There is inherent tension in the meeting of an ancient art form with a young technology, but Apetechnology makes a strong case for the benefits of incorporating machines into an art practice. “The algorithm is a process of taking multiple layers of randomly generated numbers and using them to influence each other until they have self-constrained into a usable set of commands for the machine,” said Campbell. “The numbers are stored in tables, which then influence other tables. For instance, the basic notes are random numbers stored in a table whose length is randomly generated, all of the notes in that table will be repeated a certain number of times based on the randomly generated numbers in another table, the notes will play a certain rhythmic subdivision of the main beat based on yet another table full of random numbers, etc.” Campbell’s first attempt at the program produced music that was, in Flynn’s view, too much like free jazz.
“I dug around and found someone’s thesis about the music theory of the Gamelan,” Flynn said while he baby-sat Slendotron during Public Pool’s open hours one Saturday. “I gave that to Leith [Campbell], and he used it to make rules that governed the music differently.” Whether or not the finished product would pass as authentic gamelan to the trained ear is perhaps debatable, but sight unseen, you would never imagine it was being generated mechanically.
The surrounding walls of the gallery are covered in an odd mélange of concept sketches, ape clip art, and disturbingly distressed ape masks. This visual component to the main attraction neither enhances nor detracts from its effect, other than to cement the tone firmly within the garage-hacker aesthetic. A colorful cross-section of the Detroit-Hamtramck art and hackerspace communities turned up at the opening, but during my second visit, there were numerous visitors walking in off the street (including one confused father with two kids in bathing suits, inquiring about the location of the pool).

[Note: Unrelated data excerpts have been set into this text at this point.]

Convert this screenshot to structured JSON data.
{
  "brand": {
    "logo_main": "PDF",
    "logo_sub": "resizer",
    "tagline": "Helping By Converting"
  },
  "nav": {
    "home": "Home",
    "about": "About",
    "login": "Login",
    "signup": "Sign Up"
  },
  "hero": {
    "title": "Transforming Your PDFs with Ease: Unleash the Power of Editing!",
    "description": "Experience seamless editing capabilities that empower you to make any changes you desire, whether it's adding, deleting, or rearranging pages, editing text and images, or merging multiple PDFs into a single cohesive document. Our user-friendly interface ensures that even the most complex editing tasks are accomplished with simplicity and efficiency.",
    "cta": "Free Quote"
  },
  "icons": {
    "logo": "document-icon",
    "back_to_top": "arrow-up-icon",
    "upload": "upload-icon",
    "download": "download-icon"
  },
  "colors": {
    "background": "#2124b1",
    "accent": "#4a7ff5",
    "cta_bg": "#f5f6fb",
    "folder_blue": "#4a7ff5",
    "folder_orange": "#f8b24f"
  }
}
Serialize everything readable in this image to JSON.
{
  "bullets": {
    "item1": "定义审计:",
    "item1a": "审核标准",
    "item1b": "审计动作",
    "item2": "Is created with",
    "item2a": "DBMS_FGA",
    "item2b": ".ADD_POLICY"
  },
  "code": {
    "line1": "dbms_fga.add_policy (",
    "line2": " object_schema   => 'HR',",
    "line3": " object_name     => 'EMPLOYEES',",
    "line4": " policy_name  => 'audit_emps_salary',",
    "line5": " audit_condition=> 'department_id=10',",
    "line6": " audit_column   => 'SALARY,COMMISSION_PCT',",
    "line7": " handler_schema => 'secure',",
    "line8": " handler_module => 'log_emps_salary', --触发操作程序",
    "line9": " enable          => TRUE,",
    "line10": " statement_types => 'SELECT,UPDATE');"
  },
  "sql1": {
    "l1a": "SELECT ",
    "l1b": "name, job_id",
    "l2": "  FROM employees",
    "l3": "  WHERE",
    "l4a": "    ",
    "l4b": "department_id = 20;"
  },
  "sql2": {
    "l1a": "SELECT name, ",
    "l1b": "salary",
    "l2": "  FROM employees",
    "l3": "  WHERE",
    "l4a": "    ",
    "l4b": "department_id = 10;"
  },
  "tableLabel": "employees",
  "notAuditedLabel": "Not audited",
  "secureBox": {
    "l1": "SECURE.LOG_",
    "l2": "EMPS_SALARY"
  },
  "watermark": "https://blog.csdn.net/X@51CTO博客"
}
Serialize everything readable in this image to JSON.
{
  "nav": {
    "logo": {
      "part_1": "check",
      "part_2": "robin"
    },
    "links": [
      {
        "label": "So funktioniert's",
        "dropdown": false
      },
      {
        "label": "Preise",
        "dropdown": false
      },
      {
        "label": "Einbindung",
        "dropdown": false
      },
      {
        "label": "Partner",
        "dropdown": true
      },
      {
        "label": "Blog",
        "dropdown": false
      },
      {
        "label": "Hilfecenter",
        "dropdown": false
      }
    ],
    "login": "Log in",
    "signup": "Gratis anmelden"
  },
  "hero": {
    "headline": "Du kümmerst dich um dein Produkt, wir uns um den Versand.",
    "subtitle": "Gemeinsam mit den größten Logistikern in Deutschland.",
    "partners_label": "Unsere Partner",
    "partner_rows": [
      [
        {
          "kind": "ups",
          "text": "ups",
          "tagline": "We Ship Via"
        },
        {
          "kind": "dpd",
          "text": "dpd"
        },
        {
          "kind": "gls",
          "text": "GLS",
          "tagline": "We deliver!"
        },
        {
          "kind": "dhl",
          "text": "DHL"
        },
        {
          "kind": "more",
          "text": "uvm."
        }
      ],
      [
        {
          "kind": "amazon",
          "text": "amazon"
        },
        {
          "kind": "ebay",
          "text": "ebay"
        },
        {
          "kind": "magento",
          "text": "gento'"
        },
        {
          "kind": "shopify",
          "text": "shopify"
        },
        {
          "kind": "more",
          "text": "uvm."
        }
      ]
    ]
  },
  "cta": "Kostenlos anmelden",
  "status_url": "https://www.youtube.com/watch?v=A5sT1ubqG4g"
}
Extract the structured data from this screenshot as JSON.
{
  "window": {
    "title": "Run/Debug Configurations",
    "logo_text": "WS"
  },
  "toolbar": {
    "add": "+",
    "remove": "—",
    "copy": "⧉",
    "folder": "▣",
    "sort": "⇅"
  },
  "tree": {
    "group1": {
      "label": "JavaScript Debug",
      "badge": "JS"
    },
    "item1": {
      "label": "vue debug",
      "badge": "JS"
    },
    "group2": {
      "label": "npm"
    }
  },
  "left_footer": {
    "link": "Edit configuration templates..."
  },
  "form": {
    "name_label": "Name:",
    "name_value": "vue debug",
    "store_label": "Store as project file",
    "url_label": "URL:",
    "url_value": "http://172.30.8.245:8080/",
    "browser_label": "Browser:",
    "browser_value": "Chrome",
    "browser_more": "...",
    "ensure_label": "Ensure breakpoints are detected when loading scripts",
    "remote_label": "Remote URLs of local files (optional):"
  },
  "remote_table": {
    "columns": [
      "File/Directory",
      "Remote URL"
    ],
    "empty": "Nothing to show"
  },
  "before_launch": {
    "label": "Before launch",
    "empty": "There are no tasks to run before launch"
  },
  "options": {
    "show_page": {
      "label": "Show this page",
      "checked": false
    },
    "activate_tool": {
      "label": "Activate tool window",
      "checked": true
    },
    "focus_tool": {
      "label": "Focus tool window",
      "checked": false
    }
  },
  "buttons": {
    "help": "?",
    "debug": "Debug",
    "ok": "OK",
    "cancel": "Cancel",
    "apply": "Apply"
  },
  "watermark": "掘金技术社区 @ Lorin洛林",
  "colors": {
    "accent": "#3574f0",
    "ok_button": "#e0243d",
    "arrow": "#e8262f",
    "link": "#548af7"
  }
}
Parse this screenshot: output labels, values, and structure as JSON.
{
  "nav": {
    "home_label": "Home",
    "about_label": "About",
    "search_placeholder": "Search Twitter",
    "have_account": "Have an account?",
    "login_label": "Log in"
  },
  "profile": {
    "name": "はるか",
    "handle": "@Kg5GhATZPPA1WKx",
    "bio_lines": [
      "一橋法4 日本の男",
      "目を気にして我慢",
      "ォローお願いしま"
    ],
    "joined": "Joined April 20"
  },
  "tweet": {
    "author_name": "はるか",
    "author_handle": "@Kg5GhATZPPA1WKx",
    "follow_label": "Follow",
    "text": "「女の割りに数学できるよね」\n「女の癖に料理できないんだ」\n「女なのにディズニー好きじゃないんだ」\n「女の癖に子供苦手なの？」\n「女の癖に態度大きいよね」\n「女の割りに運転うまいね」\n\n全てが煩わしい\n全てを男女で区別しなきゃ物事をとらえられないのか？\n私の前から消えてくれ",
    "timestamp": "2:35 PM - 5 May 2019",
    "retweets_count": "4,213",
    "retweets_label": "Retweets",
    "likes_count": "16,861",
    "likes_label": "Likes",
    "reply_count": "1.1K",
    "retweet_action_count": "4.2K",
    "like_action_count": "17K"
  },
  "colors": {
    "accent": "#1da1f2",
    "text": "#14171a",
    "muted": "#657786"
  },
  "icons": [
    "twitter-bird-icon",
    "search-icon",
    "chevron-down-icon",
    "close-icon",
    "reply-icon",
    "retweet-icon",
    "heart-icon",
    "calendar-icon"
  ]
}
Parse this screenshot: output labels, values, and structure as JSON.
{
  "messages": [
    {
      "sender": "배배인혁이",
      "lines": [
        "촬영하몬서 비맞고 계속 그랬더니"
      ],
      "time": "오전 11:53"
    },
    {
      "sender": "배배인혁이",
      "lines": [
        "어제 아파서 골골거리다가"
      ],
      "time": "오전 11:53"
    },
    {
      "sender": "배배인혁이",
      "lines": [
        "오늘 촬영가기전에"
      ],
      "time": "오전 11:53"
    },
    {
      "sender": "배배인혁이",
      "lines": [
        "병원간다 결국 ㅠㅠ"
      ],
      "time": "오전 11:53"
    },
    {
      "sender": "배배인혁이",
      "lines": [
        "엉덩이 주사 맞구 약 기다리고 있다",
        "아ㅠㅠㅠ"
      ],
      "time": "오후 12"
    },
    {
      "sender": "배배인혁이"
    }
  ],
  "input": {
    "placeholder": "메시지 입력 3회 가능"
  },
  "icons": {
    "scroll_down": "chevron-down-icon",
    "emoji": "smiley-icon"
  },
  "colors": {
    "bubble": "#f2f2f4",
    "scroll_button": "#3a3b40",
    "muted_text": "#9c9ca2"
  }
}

Apetechnology seems to be making no dramatic political statement about the nature of human-machine relationships, however a notable shift has taken place since the group’s inception. Founded by Flynn in San Francisco, the collective originally bore the name PeopleHater. When he moved to Detroit and re-founded the group in the early 2000s, Flynn redubbed it Destroy Apetechnology. Now, reduced to Apetechnology, it seems that over the course of working with machines to create interactive art experiences, Flynn, at least, has gone from anti-human, to anti-human-tech, to a full-circle embrace of humanity’s role in the advancement of and very probable betrayal by our machine creations.